If I collapse the datapoint into bins, where each bin is one of the areas,
the data would look like this:

x0 <- c(3,3,5,5,2) # computer simulation

Now I would like to validate this model having human subjects going trough
the same conditions, but I run into two sets of issues:

1. the first issue is due to the fact that the dataset is discrete and
small (there may be less than 5 counts in a bin, and that's a problem for a
Chi-Square Goodness of Fit test), also there may be ties.
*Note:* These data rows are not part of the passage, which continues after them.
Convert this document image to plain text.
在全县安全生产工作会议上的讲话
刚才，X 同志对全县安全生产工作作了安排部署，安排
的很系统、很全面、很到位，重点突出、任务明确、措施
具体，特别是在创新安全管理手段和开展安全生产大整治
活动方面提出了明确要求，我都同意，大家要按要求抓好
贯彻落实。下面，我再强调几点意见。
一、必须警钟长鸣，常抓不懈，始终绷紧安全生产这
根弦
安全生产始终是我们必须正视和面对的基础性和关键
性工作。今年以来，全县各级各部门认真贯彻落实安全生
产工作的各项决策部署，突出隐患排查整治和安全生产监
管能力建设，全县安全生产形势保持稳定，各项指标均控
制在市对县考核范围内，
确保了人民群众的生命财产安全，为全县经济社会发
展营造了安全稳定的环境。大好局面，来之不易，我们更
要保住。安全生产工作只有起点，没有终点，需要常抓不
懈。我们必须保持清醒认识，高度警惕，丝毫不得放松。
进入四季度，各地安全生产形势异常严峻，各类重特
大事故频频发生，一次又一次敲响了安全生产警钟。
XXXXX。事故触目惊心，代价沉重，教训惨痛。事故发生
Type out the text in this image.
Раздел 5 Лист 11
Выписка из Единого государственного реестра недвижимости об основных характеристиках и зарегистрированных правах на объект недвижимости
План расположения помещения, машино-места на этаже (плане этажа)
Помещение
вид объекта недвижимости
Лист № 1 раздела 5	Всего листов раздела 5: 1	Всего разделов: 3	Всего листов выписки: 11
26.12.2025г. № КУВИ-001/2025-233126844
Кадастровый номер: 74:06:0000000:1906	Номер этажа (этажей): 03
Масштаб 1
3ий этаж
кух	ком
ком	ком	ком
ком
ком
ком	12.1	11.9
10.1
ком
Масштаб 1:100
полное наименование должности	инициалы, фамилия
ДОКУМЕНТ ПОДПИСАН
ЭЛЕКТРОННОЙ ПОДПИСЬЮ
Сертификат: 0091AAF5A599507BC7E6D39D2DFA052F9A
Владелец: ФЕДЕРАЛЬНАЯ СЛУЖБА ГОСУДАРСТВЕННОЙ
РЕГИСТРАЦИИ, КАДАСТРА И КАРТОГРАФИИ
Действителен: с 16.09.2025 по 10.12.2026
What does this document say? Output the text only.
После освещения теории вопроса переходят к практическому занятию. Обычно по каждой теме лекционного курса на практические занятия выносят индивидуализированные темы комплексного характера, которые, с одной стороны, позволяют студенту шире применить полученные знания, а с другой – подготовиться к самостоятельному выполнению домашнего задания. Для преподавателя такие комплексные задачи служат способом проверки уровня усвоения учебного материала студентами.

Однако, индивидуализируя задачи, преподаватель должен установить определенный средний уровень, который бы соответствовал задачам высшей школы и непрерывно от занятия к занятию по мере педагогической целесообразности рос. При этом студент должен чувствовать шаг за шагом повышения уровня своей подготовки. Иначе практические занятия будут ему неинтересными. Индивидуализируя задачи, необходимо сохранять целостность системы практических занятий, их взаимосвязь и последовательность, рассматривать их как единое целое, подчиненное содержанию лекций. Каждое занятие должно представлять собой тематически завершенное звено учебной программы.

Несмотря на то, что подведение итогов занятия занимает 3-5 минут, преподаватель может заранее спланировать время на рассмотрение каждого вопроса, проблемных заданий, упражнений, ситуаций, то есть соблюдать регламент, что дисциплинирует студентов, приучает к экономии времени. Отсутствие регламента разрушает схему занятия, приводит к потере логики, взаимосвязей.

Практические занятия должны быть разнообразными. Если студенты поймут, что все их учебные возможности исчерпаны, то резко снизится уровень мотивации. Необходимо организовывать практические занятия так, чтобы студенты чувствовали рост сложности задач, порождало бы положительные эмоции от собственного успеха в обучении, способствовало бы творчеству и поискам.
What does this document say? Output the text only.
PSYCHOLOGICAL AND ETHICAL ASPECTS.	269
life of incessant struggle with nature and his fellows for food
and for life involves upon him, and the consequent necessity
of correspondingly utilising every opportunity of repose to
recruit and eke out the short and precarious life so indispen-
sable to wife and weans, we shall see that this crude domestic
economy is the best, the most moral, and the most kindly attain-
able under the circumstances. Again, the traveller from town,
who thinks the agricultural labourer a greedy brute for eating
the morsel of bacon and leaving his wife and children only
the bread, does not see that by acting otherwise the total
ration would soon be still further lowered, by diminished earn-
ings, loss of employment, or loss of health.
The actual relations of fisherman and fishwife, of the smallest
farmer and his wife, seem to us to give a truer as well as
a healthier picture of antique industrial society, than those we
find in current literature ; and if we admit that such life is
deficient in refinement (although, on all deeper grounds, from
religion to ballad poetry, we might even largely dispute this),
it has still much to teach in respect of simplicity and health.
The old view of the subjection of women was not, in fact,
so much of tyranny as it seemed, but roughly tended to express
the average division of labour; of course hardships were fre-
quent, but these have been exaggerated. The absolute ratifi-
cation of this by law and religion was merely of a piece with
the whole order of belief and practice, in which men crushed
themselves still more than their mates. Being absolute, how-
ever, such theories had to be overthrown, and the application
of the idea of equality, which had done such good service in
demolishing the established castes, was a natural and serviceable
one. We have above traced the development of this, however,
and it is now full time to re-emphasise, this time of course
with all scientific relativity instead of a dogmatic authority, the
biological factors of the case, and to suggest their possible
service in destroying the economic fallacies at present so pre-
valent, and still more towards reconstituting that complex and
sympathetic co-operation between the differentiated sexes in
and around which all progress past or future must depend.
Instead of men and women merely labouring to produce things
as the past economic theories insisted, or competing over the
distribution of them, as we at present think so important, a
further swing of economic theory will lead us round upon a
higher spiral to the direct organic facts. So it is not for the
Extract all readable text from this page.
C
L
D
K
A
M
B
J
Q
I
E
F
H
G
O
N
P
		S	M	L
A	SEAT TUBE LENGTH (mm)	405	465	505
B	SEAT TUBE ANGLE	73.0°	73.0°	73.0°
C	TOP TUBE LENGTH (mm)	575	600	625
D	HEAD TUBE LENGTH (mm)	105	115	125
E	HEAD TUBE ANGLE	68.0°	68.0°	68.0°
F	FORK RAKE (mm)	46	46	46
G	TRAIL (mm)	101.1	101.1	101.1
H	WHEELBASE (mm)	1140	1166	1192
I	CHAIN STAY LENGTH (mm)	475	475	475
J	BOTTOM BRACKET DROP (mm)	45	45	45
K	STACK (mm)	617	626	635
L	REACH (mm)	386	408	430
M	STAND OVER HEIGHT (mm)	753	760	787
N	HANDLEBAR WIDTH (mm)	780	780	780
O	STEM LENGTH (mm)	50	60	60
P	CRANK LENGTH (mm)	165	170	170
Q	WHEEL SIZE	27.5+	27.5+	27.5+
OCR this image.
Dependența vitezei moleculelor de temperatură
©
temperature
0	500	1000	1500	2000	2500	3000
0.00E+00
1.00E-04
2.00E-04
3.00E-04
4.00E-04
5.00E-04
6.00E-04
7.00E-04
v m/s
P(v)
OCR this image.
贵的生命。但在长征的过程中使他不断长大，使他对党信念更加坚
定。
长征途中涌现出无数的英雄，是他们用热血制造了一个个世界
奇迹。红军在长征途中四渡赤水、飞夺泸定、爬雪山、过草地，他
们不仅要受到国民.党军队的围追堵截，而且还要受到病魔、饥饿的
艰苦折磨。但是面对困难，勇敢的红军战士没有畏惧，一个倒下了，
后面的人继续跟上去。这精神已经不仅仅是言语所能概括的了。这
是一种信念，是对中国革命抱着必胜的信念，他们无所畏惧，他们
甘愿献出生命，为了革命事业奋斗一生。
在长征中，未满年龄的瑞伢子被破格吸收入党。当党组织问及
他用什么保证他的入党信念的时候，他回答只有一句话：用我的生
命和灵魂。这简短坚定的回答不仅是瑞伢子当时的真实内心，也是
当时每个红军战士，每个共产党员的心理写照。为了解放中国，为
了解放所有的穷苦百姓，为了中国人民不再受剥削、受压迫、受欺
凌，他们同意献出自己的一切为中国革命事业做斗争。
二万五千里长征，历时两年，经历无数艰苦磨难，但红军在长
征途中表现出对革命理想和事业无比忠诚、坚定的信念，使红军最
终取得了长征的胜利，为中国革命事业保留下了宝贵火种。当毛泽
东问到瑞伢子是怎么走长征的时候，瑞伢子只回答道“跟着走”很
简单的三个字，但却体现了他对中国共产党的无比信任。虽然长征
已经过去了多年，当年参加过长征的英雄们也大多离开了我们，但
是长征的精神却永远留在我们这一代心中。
After some online
digging I found two options:
- a permutation test
- a Cramer-von Mises test of goodness-of-fit (see this paper
<https://journal.r-project.org/archive/2011/RJ-2011-016/RJ-2011-016.pdf>
https://journal.r-project.org/archive/2011/RJ-2011-016/RJ-2011-016.pdf)

I thought the Cramer-von Mises test of goodness-of-fit test could work, so
I ran it with made-up data for *one human subject* and I get the following
result:

x0 <- c(3,3,5,5,2) # computer simulation
x1 <- c(4,2,5,4,3) # subject 1

library(goftest)

cvm.test(x0, ecdf(x1))

>Cramer-von Mises test of goodness-of-fit
>Null hypothesis: distribution ‘ecdf(x1)’

>data:  x0
>omega2 = 0.14667, p-value = 0.4106

So far so good. But now let’s say I would like to have more than one human
subject, let’s say four of them. These are the results from the additional
subjects:

x2 <- c(3,3,5,2,5) # subject 2
x3 <- c(2,2,5,6,3) # subject 3
x4 <- c(3,2,5,6,2) # subject 4

Now I run in the second set of issues:

2. on the one side I have a single computer simulation, on the other side I
have data from four subjects. Should I take the mean of the results for the
human subjects? Then would my data still be “discrete”? Or should I run my
simulation four times? But I would get always the same results, so the
variance between the two datasets would be different.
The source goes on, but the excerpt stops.